Boochani has described the film as the most important work he had created, before his book No Friend But the Mountains: Writing from Manus Prison was published in 2018. In both works, he theorises that the prison is a kyriarchal system (a term borrowed from feminist theory),[5] one where different forms of oppression intersect; oppression is not random but purposeful, designed to isolate and create friction amongst prisoners, leading to despair and broken spirits.[6]
Boochani said in a radio interview on Autonomous Action Radio that it was his intention to show the Australian public what the government was doing to detainees on the island.[7]
Making the film under such unusual circumstances brought many challenges. Sending and receiving the video files due to technological limitations, the issue of working with someone whom they had never met face to face before, and, for Sarvestani, trying to depict what life was like for an asylum seeker on Manus Island, from the comforts of his studio at home. But over time they began to work well together, and "…after two to three months I really felt I was in the camp... I was thinking I am one of the detainees," according to Sarvestani.[1] Boochani described Sarvestani as a "great artist because he was drowning in our lives in this prison and he could create this movie because of his deep imagination and understanding of what it is like". He said that they understood each other well and talked for hours every day. They discovered that their mutual love of Iranian filmmaker Abbas Kiarostami, with whom Sarvestani had worked in the past, and this gave Boochani a feeling of power that they could make this film despite the obstacles, which included the clandestine nature of the filming.[4]
Australian writer, artist and refugee advocate Janet Galbraith was on the island at the time and participated in conversations with islanders discussing the meaning of the chauka in indigenous culture. The men are appalled that the high-security prison within the camp has been named after the bird.[2]

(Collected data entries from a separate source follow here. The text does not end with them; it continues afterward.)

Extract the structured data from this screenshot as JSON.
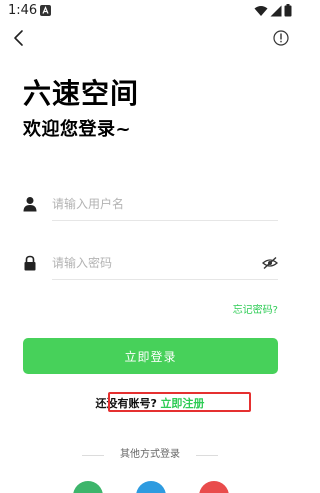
{
  "status_bar": {
    "time": "1:46",
    "notification_icon": "a-notification-icon",
    "icons": [
      "wifi-icon",
      "signal-icon",
      "battery-icon"
    ]
  },
  "nav": {
    "back_icon": "chevron-left-icon",
    "info_icon": "info-circle-icon"
  },
  "header": {
    "title": "六速空间",
    "subtitle": "欢迎您登录~"
  },
  "form": {
    "username": {
      "placeholder": "请输入用户名",
      "value": "",
      "icon": "user-icon"
    },
    "password": {
      "placeholder": "请输入密码",
      "value": "",
      "icon": "lock-icon",
      "toggle_icon": "eye-off-icon"
    },
    "forgot_label": "忘记密码?",
    "login_label": "立即登录"
  },
  "signup": {
    "question": "还没有账号?",
    "link_label": "立即注册",
    "highlight_color": "#e53030"
  },
  "other_login": {
    "label": "其他方式登录",
    "providers": [
      {
        "name": "wechat-icon",
        "color": "#3db56b"
      },
      {
        "name": "qq-icon",
        "color": "#2e9be0"
      },
      {
        "name": "weibo-icon",
        "color": "#e94c4c"
      }
    ]
  },
  "colors": {
    "accent": "#47d15a",
    "link": "#2ecc55"
  }
}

The film had its world premiere at the Sydney Film Festival on 11 June 2017. Sarvestani attended the Sydney and Melbourne screenings as an invited guest, but Boochani's application for a visa to attend was turned down by the Department of Immigration and Border Protection.[2] Boochani wrote to the UK high commissioner to Australia requesting a UK visa to attend the London Premiere at the BFI London Film Festival in October 2017, and chief executive of the Media Entertainment and Arts Alliance Paul Murphy, also wrote in support,[8] as did Clare Stewart, Director of the BFI London Film Festival, but it is not clear if a visa was ever granted by the UK Government.[9] [10]
A review of the film was written by the award-winning writer Arnold Zable, which talks of "startling, poetic surreal-like images" and "theme of the Chauka, and what it symbolises [being] a brilliant conception", saying that the film-makers " transcend the severe limitations of the circumstances under which the film was shot, to give us a glimpse of hell, juxtaposed against the island’s tropical beauty and fragments of its indigenous culture".[16] In another article about the making of the film, Zable reports that upon its release at the Sydney Film Festival and Melbourne ACMI, it "was received with popular and critical acclaim".[2]
A review on Junkee calls the film a "simple but intensely confronting documentary".[17]
ACMI writer Enza Capobianco calls it "an unprecedented work, not only because of the circumstances surrounding its clandestine execution, but also because the final product is more than an explosive exposé. The directors' shared love of film minimalism, in combination with the insight afforded by Behrouz's own lived experience in the centre, has resulted in an intimate and poetic call to action to end to off-shore detention".[4]
Broadsheet says it is "an essential film for all Australians".[18]